Maybe these conservative politicians and commentators would better be served by some thoughts from Jay Bookman in the Atlanta Journal-Constitution who observed that today’s Republicans like Jeb Bush have turned the War on Poverty into a war on the poor:

Poverty, like national security, is not a problem that can be ‘solved.’ It is an ongoing obligation of a country that likes to think of itself as the most prosperous on the planet, and the growing divide between rich and poor makes it more pressing, not less. Furthermore, the “War on Poverty” is not a failure when tens of millions of Americans have a decent place to live when they would otherwise not have one, when they have food on the table when they would otherwise have gone hungry, when they have heat in the winter when they would otherwise have suffered in the cold.

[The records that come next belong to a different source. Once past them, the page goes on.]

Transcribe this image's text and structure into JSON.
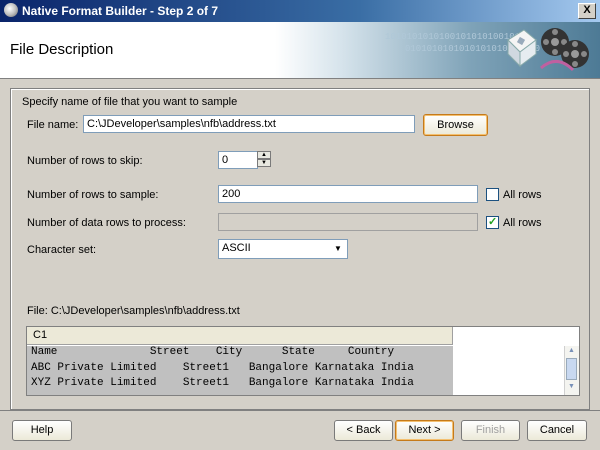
{
  "window": {
    "title": "Native Format Builder - Step 2 of 7",
    "close_label": "X"
  },
  "header": {
    "title": "File Description",
    "banner_binary_1": "1010101010100101010100101",
    "banner_binary_2": "0101010101010101010101010"
  },
  "form": {
    "instruction": "Specify name of file that you want to sample",
    "file_name": {
      "label": "File name:",
      "value": "C:\\JDeveloper\\samples\\nfb\\address.txt"
    },
    "browse_label": "Browse",
    "rows_skip": {
      "label": "Number of rows to skip:",
      "value": "0"
    },
    "rows_sample": {
      "label": "Number of rows to sample:",
      "value": "200",
      "all_rows_label": "All rows",
      "all_rows_checked": false
    },
    "data_rows": {
      "label": "Number of data rows to process:",
      "value": "",
      "all_rows_label": "All rows",
      "all_rows_checked": true
    },
    "charset": {
      "label": "Character set:",
      "value": "ASCII"
    },
    "file_path": "File: C:\\JDeveloper\\samples\\nfb\\address.txt"
  },
  "table": {
    "column_header": "C1",
    "rows": [
      "Name              Street    City      State     Country",
      "ABC Private Limited    Street1   Bangalore Karnataka India",
      "XYZ Private Limited    Street1   Bangalore Karnataka India"
    ]
  },
  "footer": {
    "help_label": "Help",
    "back_label": "< Back",
    "next_label": "Next >",
    "finish_label": "Finish",
    "cancel_label": "Cancel"
  }
}
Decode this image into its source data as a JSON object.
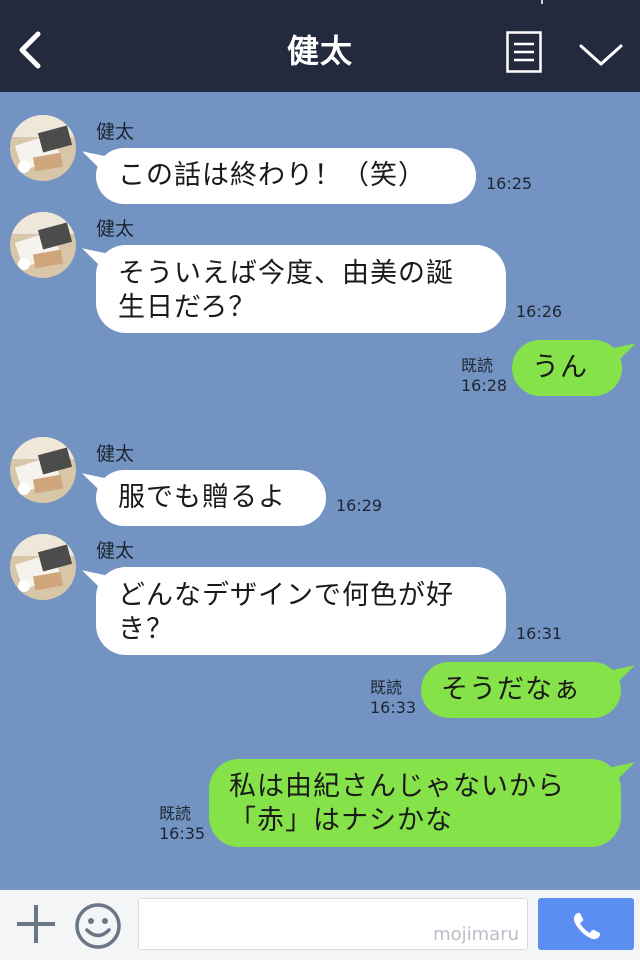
{
  "header": {
    "title": "健太"
  },
  "icons": {
    "back": "chevron-left-icon",
    "menu": "list-menu-icon",
    "expand": "chevron-down-icon",
    "add": "plus-icon",
    "emoji": "smiley-icon",
    "call": "phone-icon"
  },
  "colors": {
    "header_bg": "#232a3d",
    "chat_bg": "#7394c3",
    "incoming_bubble": "#ffffff",
    "outgoing_bubble": "#85e249",
    "call_button": "#5b8df2"
  },
  "messages": [
    {
      "direction": "in",
      "sender": "健太",
      "lines": [
        "この話は終わり！（笑）"
      ],
      "time": "16:25"
    },
    {
      "direction": "in",
      "sender": "健太",
      "lines": [
        "そういえば今度、由美の誕",
        "生日だろ？"
      ],
      "time": "16:26"
    },
    {
      "direction": "out",
      "lines": [
        "うん"
      ],
      "read": "既読",
      "time": "16:28"
    },
    {
      "direction": "in",
      "sender": "健太",
      "lines": [
        "服でも贈るよ"
      ],
      "time": "16:29"
    },
    {
      "direction": "in",
      "sender": "健太",
      "lines": [
        "どんなデザインで何色が好",
        "き？"
      ],
      "time": "16:31"
    },
    {
      "direction": "out",
      "lines": [
        "そうだなぁ"
      ],
      "read": "既読",
      "time": "16:33"
    },
    {
      "direction": "out",
      "lines": [
        "私は由紀さんじゃないから",
        "「赤」はナシかな"
      ],
      "read": "既読",
      "time": "16:35"
    }
  ],
  "input": {
    "placeholder": "",
    "watermark": "mojimaru"
  }
}
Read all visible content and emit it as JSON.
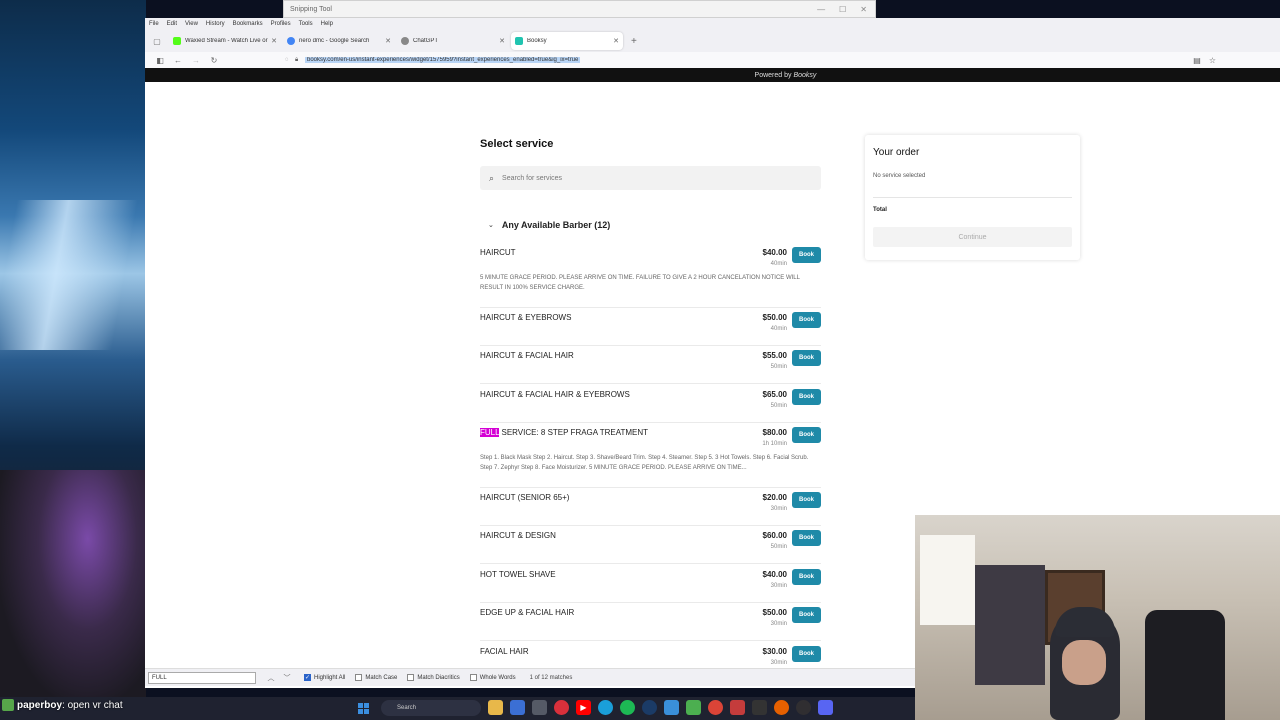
{
  "snipping_tool": {
    "title": "Snipping Tool",
    "min": "—",
    "max": "☐",
    "close": "✕"
  },
  "menubar": [
    "File",
    "Edit",
    "View",
    "History",
    "Bookmarks",
    "Profiles",
    "Tools",
    "Help"
  ],
  "tabs": [
    {
      "title": "Waxied Stream - Watch Live or",
      "color": "#53fc18",
      "active": false
    },
    {
      "title": "nero dmc - Google Search",
      "color": "#4285f4",
      "active": false
    },
    {
      "title": "ChatGPT",
      "color": "#888888",
      "active": false
    },
    {
      "title": "Booksy",
      "color": "#20c4b0",
      "active": true
    }
  ],
  "url": "booksy.com/en-us/instant-experiences/widget/1575959?instant_experiences_enabled=true&ig_ix=true",
  "powered_by": {
    "prefix": "Powered by ",
    "brand": "Booksy"
  },
  "page": {
    "title": "Select service",
    "search_placeholder": "Search for services",
    "group": "Any Available Barber (12)",
    "book_label": "Book"
  },
  "services": [
    {
      "name": "HAIRCUT",
      "price": "$40.00",
      "duration": "40min",
      "desc": "5 MINUTE GRACE PERIOD. PLEASE ARRIVE ON TIME. FAILURE TO GIVE A 2 HOUR CANCELATION NOTICE WILL RESULT IN 100% SERVICE CHARGE."
    },
    {
      "name": "HAIRCUT & EYEBROWS",
      "price": "$50.00",
      "duration": "40min",
      "desc": ""
    },
    {
      "name": "HAIRCUT & FACIAL HAIR",
      "price": "$55.00",
      "duration": "50min",
      "desc": ""
    },
    {
      "name": "HAIRCUT & FACIAL HAIR & EYEBROWS",
      "price": "$65.00",
      "duration": "50min",
      "desc": ""
    },
    {
      "name_highlight": "FULL",
      "name_rest": " SERVICE: 8 STEP FRAGA TREATMENT",
      "price": "$80.00",
      "duration": "1h 10min",
      "desc": "Step 1. Black Mask Step 2. Haircut. Step 3. Shave/Beard Trim. Step 4. Steamer. Step 5. 3 Hot Towels. Step 6. Facial Scrub. Step 7. Zephyr Step 8. Face Moisturizer. 5 MINUTE GRACE PERIOD. PLEASE ARRIVE ON TIME..."
    },
    {
      "name": "HAIRCUT (SENIOR 65+)",
      "price": "$20.00",
      "duration": "30min",
      "desc": ""
    },
    {
      "name": "HAIRCUT & DESIGN",
      "price": "$60.00",
      "duration": "50min",
      "desc": ""
    },
    {
      "name": "HOT TOWEL SHAVE",
      "price": "$40.00",
      "duration": "30min",
      "desc": ""
    },
    {
      "name": "EDGE UP & FACIAL HAIR",
      "price": "$50.00",
      "duration": "30min",
      "desc": ""
    },
    {
      "name": "FACIAL HAIR",
      "price": "$30.00",
      "duration": "30min",
      "desc": ""
    }
  ],
  "order": {
    "title": "Your order",
    "empty": "No service selected",
    "total": "Total",
    "continue": "Continue"
  },
  "findbar": {
    "query": "FULL",
    "highlight_all": "Highlight All",
    "match_case": "Match Case",
    "match_diacritics": "Match Diacritics",
    "whole_words": "Whole Words",
    "matches": "1 of 12 matches"
  },
  "chat_overlay": {
    "user": "paperboy",
    "message": ": open vr chat"
  },
  "taskbar": {
    "search_placeholder": "Search",
    "apps": [
      {
        "name": "file-explorer",
        "color": "#e8b84a"
      },
      {
        "name": "store",
        "color": "#3b6fd4"
      },
      {
        "name": "calculator",
        "color": "#555a66"
      },
      {
        "name": "opera",
        "color": "#d9303b"
      },
      {
        "name": "youtube",
        "color": "#ff0000"
      },
      {
        "name": "edge",
        "color": "#1a9fd9"
      },
      {
        "name": "spotify",
        "color": "#1db954"
      },
      {
        "name": "steam",
        "color": "#1b3b66"
      },
      {
        "name": "notepad",
        "color": "#3a8fd9"
      },
      {
        "name": "vpn",
        "color": "#4caf50"
      },
      {
        "name": "chrome",
        "color": "#db4437"
      },
      {
        "name": "mail",
        "color": "#c43c3c"
      },
      {
        "name": "terminal",
        "color": "#333333"
      },
      {
        "name": "firefox",
        "color": "#e66000"
      },
      {
        "name": "obs",
        "color": "#302e31"
      },
      {
        "name": "discord",
        "color": "#5865f2"
      }
    ]
  }
}
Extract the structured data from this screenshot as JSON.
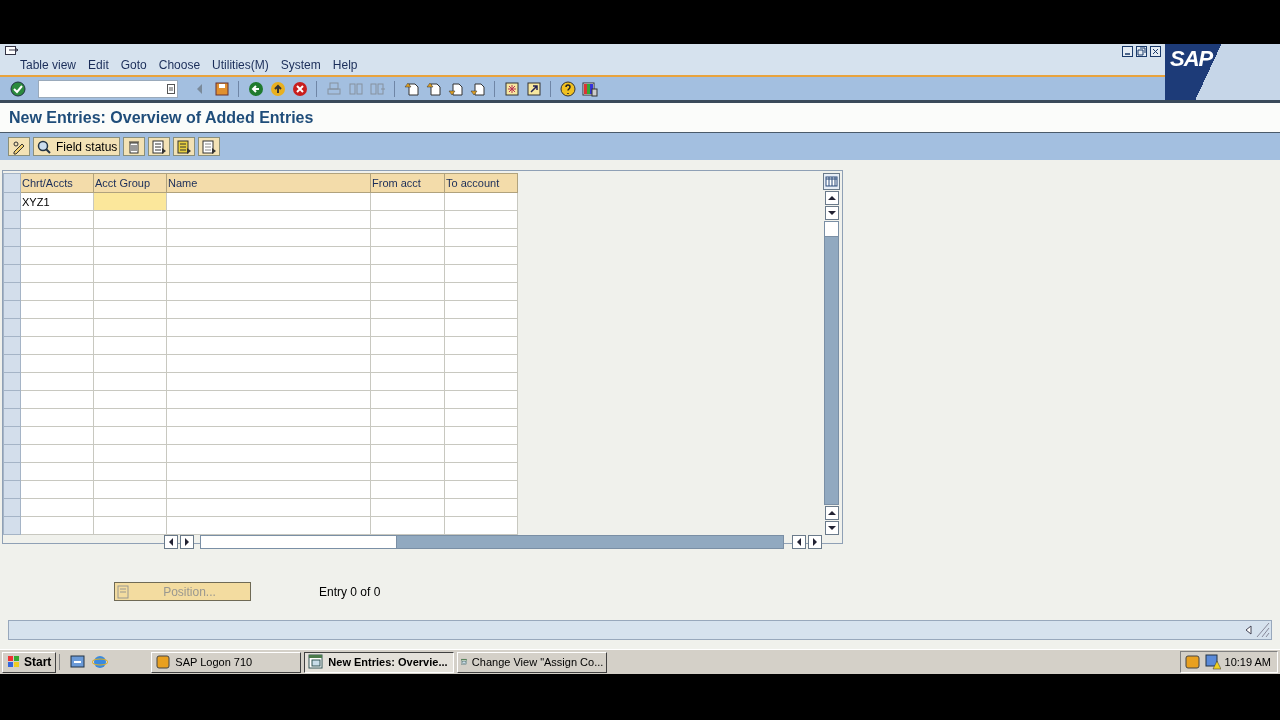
{
  "logo": "SAP",
  "menu": [
    "Table view",
    "Edit",
    "Goto",
    "Choose",
    "Utilities(M)",
    "System",
    "Help"
  ],
  "standard_toolbar": [
    {
      "kind": "enter",
      "disabled": false
    },
    {
      "kind": "command-field"
    },
    {
      "kind": "history",
      "disabled": false
    },
    {
      "kind": "save",
      "disabled": false
    },
    {
      "kind": "sep"
    },
    {
      "kind": "back",
      "disabled": false
    },
    {
      "kind": "exit",
      "disabled": false
    },
    {
      "kind": "cancel",
      "disabled": false
    },
    {
      "kind": "sep"
    },
    {
      "kind": "print",
      "disabled": true
    },
    {
      "kind": "find",
      "disabled": true
    },
    {
      "kind": "find-next",
      "disabled": true
    },
    {
      "kind": "sep"
    },
    {
      "kind": "first-page",
      "disabled": false
    },
    {
      "kind": "previous-page",
      "disabled": false
    },
    {
      "kind": "next-page",
      "disabled": false
    },
    {
      "kind": "last-page",
      "disabled": false
    },
    {
      "kind": "sep"
    },
    {
      "kind": "new-session",
      "disabled": false
    },
    {
      "kind": "shortcut",
      "disabled": false
    },
    {
      "kind": "sep"
    },
    {
      "kind": "help",
      "disabled": false
    },
    {
      "kind": "layout",
      "disabled": false
    }
  ],
  "title": "New Entries: Overview of Added Entries",
  "app_toolbar": [
    {
      "kind": "change"
    },
    {
      "kind": "field-status",
      "label": "Field status"
    },
    {
      "kind": "delete"
    },
    {
      "kind": "select-all"
    },
    {
      "kind": "select-block"
    },
    {
      "kind": "deselect"
    }
  ],
  "table": {
    "columns": [
      "Chrt/Accts",
      "Acct Group",
      "Name",
      "From acct",
      "To account"
    ],
    "rows": [
      {
        "cells": [
          {
            "text": "XYZ1",
            "selected": false
          },
          {
            "selected": true
          },
          {
            "selected": false
          },
          {
            "selected": false
          },
          {
            "selected": false
          }
        ]
      }
    ]
  },
  "position_button": {
    "label": "Position...",
    "disabled": true
  },
  "entry_count": "Entry 0 of 0",
  "taskbar": {
    "start": "Start",
    "tasks": [
      {
        "label": "SAP Logon 710",
        "selected": false,
        "kind": "logon"
      },
      {
        "label": "New Entries: Overvie...",
        "selected": true,
        "kind": "window"
      },
      {
        "label": "Change View \"Assign Co...",
        "selected": false,
        "kind": "window"
      }
    ],
    "clock": "10:19 AM"
  }
}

We know that human services agencies have long been promoting the notion of “reframing” human services. The reframing initiative is “in response to the threat of deep and potentially sustained cuts to programs critical to the human development system” and aims to get national networks “to deploy common messages to the Congress, the White House, and the American people.” All well and good, and probably necessary, but sometimes reframing sounds like advertising, a search for the pitch lines that will resonate with listeners and evoke more positive reactions. That’s fine, but something deeper is brewing when it comes to anti-poverty programs: a perception that the nation’s poor and very poor have been made comfortable through government programs, that the poor would rather opt for continued poverty because of the comfort of federal programs, that their poverty is often by choice rather than by circumstances or other factors. The attack on the War on Poverty is frequently no more than how Bookman described it, as a war against the people who are poor. Sadly, that isn’t just “framing.” It is ideological, often with an overlay of race. In addition to “reframing,” there’s a need for “re-mobilizing” and “re-empowering” the poor, as the War on Poverty was meant to do—and prevented from doing in many ways—so that the poor can tell Ben Carson, Jeb Bush, Ted Cruz, and others what they really want and need.